Shock Value - Jason Zinoman [20]
Night of the Living Dead has a more spontaneous feel. It wasn’t the work of a control freak so much as one who understood that things could easily get out of control. Chaos was at hand, and the movie reflected that in content, style, and even the process by which it was made.
The movie was a backup plan for Romero. When he couldn’t get funding for “Whine of the Fawn,” a Bergman-inspired coming-of-age film set in the Middle Ages, he tried something more commercial. “We didn’t know anyone who had any horses, so a western was out,” says the producer Russ Streiner. “And we didn’t live by the water, so we couldn’t do a beach movie. That left horror.”
Night of the Living Dead was made in the spirit of the hippie communes of its era, shot by a group of recent college graduates who smoked pot and tossed some ideas around. Romero was not a dictatorial auteur, and he gave little thought to how to position himself for a future career. He was just having some fun. The stakes were very low. Romero and nine of his friends put up $600 each to make the movie—which eventually cost a little more than $100,000—and then, in good democratic fashion, opened up the floor for debate over the question of who would direct. There were several candidates, but Romero made the most persuasive case, which rested on his experience making industrials and working in TV news for years. Romero had even made short movies for Mister Rogers’ Neighborhood. “One of my first films was ‘Mister Rogers Gets a Tonsillectomy,’ ” Romero says. “Possibly the scariest film I ever made.”
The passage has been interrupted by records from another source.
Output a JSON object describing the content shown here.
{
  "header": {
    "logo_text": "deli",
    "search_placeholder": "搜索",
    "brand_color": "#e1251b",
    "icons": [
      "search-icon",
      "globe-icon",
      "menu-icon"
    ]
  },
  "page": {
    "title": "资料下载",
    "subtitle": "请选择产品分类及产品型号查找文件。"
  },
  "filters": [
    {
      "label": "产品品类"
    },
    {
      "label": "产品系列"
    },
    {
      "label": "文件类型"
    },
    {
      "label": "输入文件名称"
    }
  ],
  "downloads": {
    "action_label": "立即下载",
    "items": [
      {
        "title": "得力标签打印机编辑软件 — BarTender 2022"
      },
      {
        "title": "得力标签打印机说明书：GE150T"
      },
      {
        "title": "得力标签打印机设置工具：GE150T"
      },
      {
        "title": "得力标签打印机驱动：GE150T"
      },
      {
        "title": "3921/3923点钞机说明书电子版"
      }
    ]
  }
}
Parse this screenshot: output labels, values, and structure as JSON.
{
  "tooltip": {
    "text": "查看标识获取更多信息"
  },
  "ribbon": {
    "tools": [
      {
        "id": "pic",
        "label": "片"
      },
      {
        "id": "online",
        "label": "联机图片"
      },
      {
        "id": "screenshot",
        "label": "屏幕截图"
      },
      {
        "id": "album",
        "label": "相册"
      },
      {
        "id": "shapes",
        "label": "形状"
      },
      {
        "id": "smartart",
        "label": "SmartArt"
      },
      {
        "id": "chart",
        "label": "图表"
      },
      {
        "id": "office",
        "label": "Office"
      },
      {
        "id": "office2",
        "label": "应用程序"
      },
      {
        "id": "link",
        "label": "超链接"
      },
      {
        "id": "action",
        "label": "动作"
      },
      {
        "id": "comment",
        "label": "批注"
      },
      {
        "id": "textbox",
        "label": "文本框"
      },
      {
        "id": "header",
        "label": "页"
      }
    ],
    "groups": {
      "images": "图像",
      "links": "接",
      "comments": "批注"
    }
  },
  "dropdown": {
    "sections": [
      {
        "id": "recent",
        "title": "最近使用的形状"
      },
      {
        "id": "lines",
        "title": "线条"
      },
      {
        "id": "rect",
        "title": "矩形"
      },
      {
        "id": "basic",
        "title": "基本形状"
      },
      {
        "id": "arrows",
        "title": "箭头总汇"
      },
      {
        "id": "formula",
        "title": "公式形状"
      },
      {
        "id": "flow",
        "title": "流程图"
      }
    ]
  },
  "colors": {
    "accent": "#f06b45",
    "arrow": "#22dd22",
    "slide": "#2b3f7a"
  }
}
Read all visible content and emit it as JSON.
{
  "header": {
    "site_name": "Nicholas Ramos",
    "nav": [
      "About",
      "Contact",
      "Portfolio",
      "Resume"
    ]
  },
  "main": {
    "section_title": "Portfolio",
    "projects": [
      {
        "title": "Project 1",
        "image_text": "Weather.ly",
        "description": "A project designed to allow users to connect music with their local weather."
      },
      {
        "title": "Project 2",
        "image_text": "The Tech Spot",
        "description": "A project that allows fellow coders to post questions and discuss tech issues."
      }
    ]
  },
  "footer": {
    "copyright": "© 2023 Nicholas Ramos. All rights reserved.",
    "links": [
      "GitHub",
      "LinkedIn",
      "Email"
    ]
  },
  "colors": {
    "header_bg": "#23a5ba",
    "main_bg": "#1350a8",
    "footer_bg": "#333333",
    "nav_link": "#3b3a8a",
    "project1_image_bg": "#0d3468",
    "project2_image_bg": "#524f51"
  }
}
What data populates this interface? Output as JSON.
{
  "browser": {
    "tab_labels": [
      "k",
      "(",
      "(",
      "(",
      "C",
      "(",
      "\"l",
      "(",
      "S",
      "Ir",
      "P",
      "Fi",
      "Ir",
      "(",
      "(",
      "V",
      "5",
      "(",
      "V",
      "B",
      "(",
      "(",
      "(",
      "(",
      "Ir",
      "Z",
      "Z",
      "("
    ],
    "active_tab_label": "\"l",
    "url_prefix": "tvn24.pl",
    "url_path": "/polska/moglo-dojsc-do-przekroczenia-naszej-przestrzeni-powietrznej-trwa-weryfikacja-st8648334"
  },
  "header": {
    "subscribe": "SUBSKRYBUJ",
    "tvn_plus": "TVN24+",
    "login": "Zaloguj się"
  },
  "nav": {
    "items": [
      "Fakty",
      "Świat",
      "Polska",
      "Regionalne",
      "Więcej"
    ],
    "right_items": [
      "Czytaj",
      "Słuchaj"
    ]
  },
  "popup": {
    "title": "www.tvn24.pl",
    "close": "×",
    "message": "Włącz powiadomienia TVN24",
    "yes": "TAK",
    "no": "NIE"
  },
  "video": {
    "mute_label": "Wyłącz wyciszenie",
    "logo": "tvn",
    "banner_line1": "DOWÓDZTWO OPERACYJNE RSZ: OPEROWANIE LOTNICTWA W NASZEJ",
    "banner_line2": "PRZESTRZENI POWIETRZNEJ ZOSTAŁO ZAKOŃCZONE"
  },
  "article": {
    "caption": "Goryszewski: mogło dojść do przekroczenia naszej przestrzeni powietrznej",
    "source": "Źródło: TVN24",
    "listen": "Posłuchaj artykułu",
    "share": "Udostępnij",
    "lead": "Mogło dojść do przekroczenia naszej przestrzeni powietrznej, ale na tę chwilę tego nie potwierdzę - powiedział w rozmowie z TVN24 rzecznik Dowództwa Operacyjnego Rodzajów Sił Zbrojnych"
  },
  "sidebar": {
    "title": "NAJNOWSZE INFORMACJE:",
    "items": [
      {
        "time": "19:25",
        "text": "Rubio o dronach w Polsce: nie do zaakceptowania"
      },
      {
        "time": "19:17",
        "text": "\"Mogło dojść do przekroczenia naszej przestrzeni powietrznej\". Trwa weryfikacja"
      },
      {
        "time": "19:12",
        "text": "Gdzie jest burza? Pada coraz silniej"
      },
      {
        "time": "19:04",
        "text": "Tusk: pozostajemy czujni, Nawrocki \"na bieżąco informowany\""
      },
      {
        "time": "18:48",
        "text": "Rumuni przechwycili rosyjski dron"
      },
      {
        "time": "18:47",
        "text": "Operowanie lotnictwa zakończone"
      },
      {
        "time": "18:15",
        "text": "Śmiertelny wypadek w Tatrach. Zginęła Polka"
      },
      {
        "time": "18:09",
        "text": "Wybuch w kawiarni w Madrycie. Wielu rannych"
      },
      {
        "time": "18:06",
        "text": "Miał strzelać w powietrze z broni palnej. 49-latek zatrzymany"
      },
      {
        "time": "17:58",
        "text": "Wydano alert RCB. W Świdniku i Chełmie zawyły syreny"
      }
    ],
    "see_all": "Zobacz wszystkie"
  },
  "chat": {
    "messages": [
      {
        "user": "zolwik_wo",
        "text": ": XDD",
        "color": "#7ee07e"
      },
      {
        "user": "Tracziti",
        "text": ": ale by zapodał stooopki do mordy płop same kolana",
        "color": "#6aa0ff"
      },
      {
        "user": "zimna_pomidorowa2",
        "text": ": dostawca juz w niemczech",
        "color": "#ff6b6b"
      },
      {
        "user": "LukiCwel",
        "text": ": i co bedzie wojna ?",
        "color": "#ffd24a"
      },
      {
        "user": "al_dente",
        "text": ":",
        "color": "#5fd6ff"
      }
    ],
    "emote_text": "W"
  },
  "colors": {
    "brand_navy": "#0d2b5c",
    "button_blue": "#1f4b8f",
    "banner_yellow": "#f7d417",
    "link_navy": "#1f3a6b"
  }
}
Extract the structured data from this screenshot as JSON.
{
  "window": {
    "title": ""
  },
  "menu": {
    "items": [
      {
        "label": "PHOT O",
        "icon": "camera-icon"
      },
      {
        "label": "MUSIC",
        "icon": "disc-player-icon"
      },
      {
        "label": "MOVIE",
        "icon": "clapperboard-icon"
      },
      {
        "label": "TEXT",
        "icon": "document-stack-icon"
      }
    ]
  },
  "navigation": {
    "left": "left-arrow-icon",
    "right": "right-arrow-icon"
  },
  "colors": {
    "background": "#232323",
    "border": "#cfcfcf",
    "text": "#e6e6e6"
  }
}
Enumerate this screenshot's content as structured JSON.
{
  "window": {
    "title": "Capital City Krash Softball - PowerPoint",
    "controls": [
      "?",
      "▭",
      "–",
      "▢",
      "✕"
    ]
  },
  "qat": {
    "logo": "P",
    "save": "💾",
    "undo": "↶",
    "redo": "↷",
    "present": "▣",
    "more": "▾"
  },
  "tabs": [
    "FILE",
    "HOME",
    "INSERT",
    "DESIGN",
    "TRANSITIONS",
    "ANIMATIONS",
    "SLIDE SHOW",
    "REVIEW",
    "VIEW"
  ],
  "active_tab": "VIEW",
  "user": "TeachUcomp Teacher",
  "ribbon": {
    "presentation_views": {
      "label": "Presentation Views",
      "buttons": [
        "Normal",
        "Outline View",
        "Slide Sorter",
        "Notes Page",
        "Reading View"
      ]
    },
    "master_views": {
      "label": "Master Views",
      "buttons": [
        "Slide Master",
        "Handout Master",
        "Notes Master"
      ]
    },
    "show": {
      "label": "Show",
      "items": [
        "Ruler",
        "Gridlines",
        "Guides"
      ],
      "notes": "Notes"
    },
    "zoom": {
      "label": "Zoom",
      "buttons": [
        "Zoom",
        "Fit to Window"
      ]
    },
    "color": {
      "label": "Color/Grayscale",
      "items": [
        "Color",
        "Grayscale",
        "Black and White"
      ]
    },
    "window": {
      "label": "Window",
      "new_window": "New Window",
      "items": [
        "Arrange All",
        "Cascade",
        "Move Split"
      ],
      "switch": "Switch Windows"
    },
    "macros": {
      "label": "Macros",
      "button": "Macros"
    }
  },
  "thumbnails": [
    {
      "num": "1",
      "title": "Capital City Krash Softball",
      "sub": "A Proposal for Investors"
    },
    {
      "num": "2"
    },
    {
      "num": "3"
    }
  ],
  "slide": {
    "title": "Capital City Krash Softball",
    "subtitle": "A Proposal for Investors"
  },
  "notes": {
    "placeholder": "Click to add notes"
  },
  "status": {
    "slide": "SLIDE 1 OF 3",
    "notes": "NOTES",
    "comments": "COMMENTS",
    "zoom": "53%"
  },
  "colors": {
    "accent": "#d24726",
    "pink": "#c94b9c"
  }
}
Even though he was the director, many of his friends had input and the movie was a collage of different styles and ideas. At the beginning of Night of the Living Dead, two young siblings, Johnny (Russell Streiner) and Barbara (Judith O’Dea), laugh in a graveyard looking for their father’s grave. Johnny tries to scare his sister, playing up the joke of getting a case of nerves walking in a graveyard. Two vanilla protagonists, they speak in the capital-letters gee-whiz style of science-fiction movies from the 1950s. The acting was out of a low-budget monster movie, but the camerawork had a grainy documentary feel.
Romero worked in commercials, which is reflected in the quick, clean, accomplished editing of Night of the Living Dead. His stark sense of light and shadow was greatly influenced by Orson Welles, and the apocalyptic story of survivors holed up in a house was taken from the Richard Matheson novel I Am Legend, about vampires on the prowl. Romero didn’t want to use vampires again, so he made them deceased cannibals, like the lurching undead from the EC Comics that Romero grew up loving.
Romero insisted the movie take place in real time and that it have absolutely no explanation for why the zombies arrived on the scene. He argued that it would be scarier that way, more real. But as the movie shoot came to a conclusion, this became a subject of controversy among the filmmakers. One of the collaborators and stars, Karl Hardman, spoke up, arguing that this would be too unusual: “All horror films have a reason for the thing and that was a necessary element,” he told the entire group. What he was referring to is the standard scene that appears in almost every fantasy film where the scientist explains that he was dreaming of making a spectacular breakthrough that led him to bring in the monster for testing; or when a mystical old woman reveals the legend of a supernatural creature in hushed tones; or when the detective reveals the secret motivation of the killer. This explanatory scene was an essential genre convention. Romero conceded the point, adding a news story about a probe to Venus gone wrong.